By Dr. Don Bierle, FaithSearch President
I did a brief article on the Shroud of Turin about a year ago (Happ-O-getics, May 2022, Vol. 2, Issue 5). The Shroud is thought by many to be the burial cloth of Jesus (Matthew 27:59). What was already known at that time?
- Jesus was crucified at Passover in March-April.
- The extant burial cloth size (about 14’ x 4’) is typical of first century Jewish burials.
- The image on the cloth is of a scourged, crucified, and bearded Semitic male approximately 5’ 11” tall, whose blood serum shows evidence of great trauma.
- The blood stains correlate with the wounds in the biblical description of the crucifixion of Jesus.
- The image, a photographic negative, defies all known explanations of its formation.
- The Shroud is infused with Middle East pollen.

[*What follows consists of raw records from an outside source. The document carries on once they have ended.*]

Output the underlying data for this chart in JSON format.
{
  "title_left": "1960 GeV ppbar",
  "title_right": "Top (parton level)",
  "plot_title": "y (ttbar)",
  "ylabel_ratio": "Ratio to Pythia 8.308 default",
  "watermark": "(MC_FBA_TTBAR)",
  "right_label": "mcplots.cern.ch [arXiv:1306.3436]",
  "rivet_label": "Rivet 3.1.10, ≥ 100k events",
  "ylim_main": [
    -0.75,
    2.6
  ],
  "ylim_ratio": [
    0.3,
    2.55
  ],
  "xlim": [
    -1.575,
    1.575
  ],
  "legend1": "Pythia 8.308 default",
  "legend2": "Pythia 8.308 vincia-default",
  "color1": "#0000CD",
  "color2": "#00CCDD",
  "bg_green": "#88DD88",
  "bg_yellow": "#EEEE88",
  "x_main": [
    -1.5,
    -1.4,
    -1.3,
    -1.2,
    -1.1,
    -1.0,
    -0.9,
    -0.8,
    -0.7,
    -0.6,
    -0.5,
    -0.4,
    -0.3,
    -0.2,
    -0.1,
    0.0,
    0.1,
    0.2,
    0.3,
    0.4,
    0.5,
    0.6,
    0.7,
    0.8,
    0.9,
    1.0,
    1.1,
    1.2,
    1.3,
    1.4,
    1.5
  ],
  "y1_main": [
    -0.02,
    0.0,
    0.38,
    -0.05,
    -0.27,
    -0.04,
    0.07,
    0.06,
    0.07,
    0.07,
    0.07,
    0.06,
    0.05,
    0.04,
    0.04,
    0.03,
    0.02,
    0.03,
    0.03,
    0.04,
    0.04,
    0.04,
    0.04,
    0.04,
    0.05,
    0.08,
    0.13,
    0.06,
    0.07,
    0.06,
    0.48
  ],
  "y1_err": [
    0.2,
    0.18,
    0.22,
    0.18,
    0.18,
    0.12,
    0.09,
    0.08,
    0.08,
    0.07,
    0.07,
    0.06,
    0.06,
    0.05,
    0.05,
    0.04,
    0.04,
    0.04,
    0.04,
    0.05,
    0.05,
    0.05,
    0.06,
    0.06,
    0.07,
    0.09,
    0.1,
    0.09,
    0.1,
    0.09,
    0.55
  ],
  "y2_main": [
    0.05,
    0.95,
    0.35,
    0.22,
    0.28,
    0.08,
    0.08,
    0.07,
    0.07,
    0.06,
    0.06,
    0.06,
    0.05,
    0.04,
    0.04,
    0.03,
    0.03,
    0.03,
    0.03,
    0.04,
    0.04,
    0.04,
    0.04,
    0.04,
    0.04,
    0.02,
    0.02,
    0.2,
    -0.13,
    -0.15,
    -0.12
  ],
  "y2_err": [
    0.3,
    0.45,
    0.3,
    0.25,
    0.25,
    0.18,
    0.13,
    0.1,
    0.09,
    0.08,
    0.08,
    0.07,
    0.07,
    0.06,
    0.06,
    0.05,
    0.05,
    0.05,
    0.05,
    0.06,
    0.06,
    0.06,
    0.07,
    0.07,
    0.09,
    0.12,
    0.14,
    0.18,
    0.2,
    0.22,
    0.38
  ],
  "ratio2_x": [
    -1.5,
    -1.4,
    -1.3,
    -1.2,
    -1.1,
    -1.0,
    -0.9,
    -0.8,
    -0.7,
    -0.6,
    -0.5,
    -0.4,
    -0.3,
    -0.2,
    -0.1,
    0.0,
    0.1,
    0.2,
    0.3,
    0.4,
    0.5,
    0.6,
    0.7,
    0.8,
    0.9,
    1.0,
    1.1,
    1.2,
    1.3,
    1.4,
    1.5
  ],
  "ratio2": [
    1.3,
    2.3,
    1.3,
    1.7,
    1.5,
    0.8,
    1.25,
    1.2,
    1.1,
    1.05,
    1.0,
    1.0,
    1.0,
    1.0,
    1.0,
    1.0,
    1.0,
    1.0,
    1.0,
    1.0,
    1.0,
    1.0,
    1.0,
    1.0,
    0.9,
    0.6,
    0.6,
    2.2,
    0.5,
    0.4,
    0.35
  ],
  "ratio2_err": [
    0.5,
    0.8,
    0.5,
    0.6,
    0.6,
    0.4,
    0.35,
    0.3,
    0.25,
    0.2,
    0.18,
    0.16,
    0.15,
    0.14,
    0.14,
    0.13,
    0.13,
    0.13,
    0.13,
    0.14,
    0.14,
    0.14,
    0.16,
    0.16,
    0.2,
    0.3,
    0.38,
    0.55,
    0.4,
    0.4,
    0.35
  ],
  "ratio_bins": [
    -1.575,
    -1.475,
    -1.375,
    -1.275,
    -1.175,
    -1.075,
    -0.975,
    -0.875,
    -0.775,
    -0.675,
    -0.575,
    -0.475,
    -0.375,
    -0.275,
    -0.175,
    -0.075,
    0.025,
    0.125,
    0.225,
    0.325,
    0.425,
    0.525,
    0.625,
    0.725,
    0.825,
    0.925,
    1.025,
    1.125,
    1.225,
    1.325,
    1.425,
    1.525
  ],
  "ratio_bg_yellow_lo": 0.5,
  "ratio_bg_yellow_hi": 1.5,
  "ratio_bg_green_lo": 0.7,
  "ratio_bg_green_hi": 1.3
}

Additional evidence has now advanced the authenticity to make it nearly certain to be the burial cloth of Jesus. The Shroud is the most studied artifact in human history.
The Date
The radioactive measurement of the cloth in 1988 that indicated a thirteenth century origin, has now been conclusively shown to be based on a fiber of a reconstructed part of the Shroud (repaired after a fire). New evidence is two-fold. The flax fibers in the Shroud contain a compound called vanillin which decays at a fixed rate. If the Shroud was medieval in origin there should be at least a third of the vanillin left. There was none left, meaning the fiber is much older. Second, a new X-ray method of dating was used to make many measurements of the cloth. A first century date has been established. The cloth is from the time of Jesus.